We are given that R1 = 15.0 Ω, R2 = 10.0 Ω, and R3 = 8.00 Ω. What is the current and direction of the current through each resistor? Again, I have no idea how to do this, I got my answer from chegg, but I don't know if this is correct.

Homework Equations

V = IR[/B]

The Attempt at a Solution

Using Kirchoff's rules , for the loop ADCBA, starting from D, we have:
(-10ohm * i1) + (10V) - 15ohm(i1+i2) +(20V) = 0[/B]
(25ohm * i1) + (15ohm * i2) = 30V
(5 * i1) +(3 * i2) = 6 to the -(i) direction ?

Now, applying Kirchoff to DCFED, starting from D:
(-10ohm * i1) + (10V) + (8ohm * i2) = 0
(10ohm * i1) - (8ohm * i2) = 10V
(5 * i1) - (4 * i2) = 5V to the -(ii) direction ?
After solving, we get:
i1 = 1.14A for R2?
i2 = 0.142A for R3?
i3 = 1.256A for R1?

Are the currents and directions correct? If not, can you tell me what the direction is at least?

 

[axmls]

Have you tried reading your textbook or a textbook? This question should be one of the first things mentioned.

 

[CWatters]

Your equations look correct but after solving I get very slightly different answers...

I₁ = 1.114A
I₂ = 0.143A
I₃ = 1.257A

However...

Are the currents and directions correct? If not, can you tell me what the direction is at least?

Before you apply KVL/KCL it's essential to mark up the circuit with the currents I₁ and I₂ including arrows to define what you mean by +ve current flow. Then, after applying KVL/KCL and solving, if I₁ or I₂ turns out to be +ve or -ve you know which direction that is by referring to your drawing.

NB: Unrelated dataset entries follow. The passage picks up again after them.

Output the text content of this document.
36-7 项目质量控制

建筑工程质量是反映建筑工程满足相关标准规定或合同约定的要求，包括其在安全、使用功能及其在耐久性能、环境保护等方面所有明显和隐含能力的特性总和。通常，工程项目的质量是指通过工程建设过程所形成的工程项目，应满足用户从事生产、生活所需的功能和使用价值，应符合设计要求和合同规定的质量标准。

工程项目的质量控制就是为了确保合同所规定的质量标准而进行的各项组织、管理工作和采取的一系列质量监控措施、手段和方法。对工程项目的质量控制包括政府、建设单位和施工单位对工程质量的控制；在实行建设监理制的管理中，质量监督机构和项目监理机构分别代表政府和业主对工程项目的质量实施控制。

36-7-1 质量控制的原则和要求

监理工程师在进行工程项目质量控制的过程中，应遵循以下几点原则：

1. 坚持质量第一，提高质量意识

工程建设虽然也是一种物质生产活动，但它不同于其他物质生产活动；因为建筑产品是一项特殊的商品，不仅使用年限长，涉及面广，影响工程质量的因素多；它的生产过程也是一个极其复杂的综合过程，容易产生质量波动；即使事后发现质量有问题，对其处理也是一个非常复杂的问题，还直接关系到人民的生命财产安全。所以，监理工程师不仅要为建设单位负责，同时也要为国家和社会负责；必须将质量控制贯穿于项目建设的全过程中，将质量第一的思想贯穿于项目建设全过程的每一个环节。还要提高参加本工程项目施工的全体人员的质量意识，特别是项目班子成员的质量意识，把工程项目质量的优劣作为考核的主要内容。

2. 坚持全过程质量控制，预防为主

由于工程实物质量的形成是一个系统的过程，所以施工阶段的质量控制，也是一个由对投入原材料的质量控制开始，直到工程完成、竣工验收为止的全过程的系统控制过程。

Note: You need BOTH the drawing and the calculated currents for a valid answer. That's because the direction you choose for +ve current is arbitrary. Your classmates may have chosen to define a different direction as +ve, in which case they would have got -ve answers for the currents. That would be an equally valid answer. The only time it's not an arbitrary choice is when the problem statement tells you to make a particular choice.

 

[Jakarto]

Okay, thanks again CWaters!